Edit: Should add that this is fully statement-based replication.

Where are the slave relay logs placed on the machines?
Are they placed on the same volume as the innodb table space?

I can’t say why you are having higher InnoDB_Buffer_Pool_Write_Requests on the “slave”

But the IO load could be higher on the “slave” than the “master” since the “master” only have to:
And write data to binary log file
Write data to InnoDB

While the slave will need to:
Write the data to the relay log file. (IO_THREAD fetches from master)
Read the data from the relay log file. (SQL_THREAD reads statements)
Write it to InnoDB. (SQL_THREAD executes statements)

So in total you might get more IO happening on the “slave” than the “master”.
But I don’t know how that can be translated to the InnoDB writes since I think they should be the same for the two servers.

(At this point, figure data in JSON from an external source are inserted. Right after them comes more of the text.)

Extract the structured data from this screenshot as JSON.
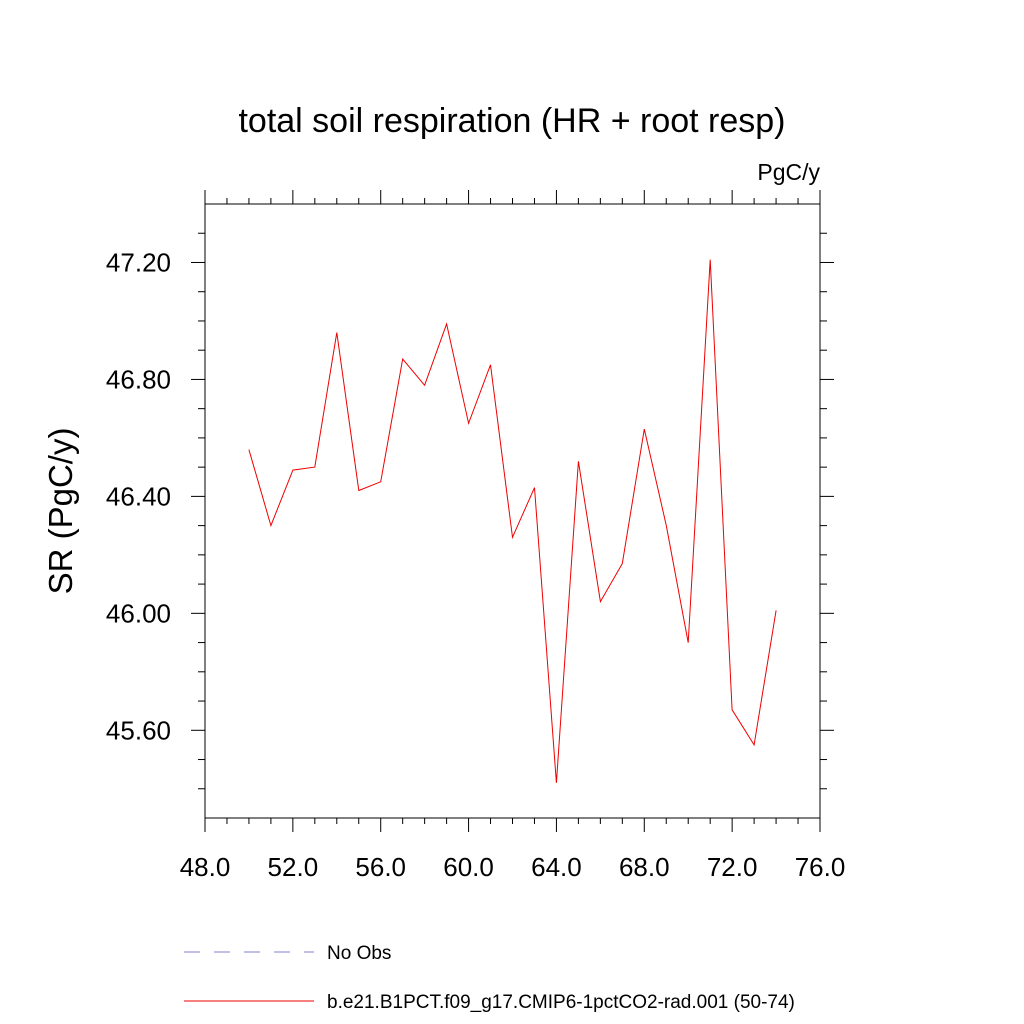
{
  "chart_data": {
    "type": "line",
    "title": "total soil respiration (HR + root resp)",
    "units": "PgC/y",
    "xlabel": "",
    "ylabel": "SR  (PgC/y)",
    "xlim": [
      48.0,
      76.0
    ],
    "ylim": [
      45.3,
      47.4
    ],
    "x_ticks": [
      48.0,
      52.0,
      56.0,
      60.0,
      64.0,
      68.0,
      72.0,
      76.0
    ],
    "x_tick_labels": [
      "48.0",
      "52.0",
      "56.0",
      "60.0",
      "64.0",
      "68.0",
      "72.0",
      "76.0"
    ],
    "y_ticks": [
      45.6,
      46.0,
      46.4,
      46.8,
      47.2
    ],
    "y_tick_labels": [
      "45.60",
      "46.00",
      "46.40",
      "46.80",
      "47.20"
    ],
    "grid": false,
    "legend_placement": "bottom",
    "legend": [
      {
        "label": "No Obs",
        "style": "dashed",
        "color": "#7f7fd0"
      },
      {
        "label": "b.e21.B1PCT.f09_g17.CMIP6-1pctCO2-rad.001 (50-74)",
        "style": "solid",
        "color": "#ee0000"
      }
    ],
    "series": [
      {
        "name": "b.e21.B1PCT.f09_g17.CMIP6-1pctCO2-rad.001 (50-74)",
        "color": "#ee0000",
        "x": [
          50,
          51,
          52,
          53,
          54,
          55,
          56,
          57,
          58,
          59,
          60,
          61,
          62,
          63,
          64,
          65,
          66,
          67,
          68,
          69,
          70,
          71,
          72,
          73,
          74
        ],
        "y": [
          46.56,
          46.3,
          46.49,
          46.5,
          46.96,
          46.42,
          46.45,
          46.87,
          46.78,
          46.99,
          46.65,
          46.85,
          46.26,
          46.43,
          45.42,
          46.52,
          46.04,
          46.17,
          46.63,
          46.3,
          45.9,
          47.21,
          45.67,
          45.55,
          46.01
        ]
      }
    ]
  }
}
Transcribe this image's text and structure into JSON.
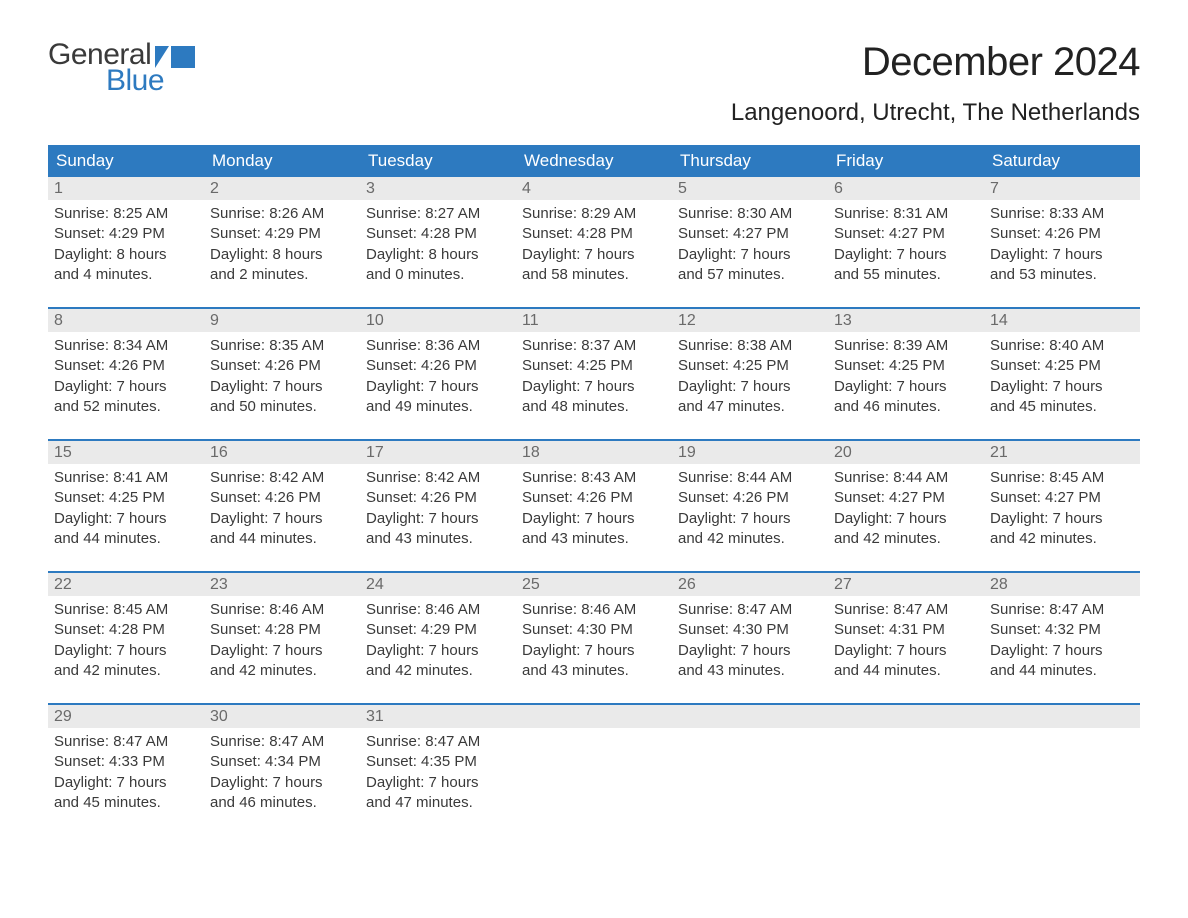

Hope you find an answer and can post it here for us to learn. :slight_smile:

The binary and relay logs are (unfortunately) on the same filesystem, however as the servers are multi-master the difference between each server shouldn’t be quite as stark as I’m observing. Also, the IO discrepancy is easily accounted for by the different InnoDB_Buffer_Pool_Write_Requests – which as you said should not be different between both servers.

I’m trying to organise a few hours of strict 50/50 load balancing, rather than the current dynamic setup. Hopefully that will prove if the difference is related to the frontend load or not.

L.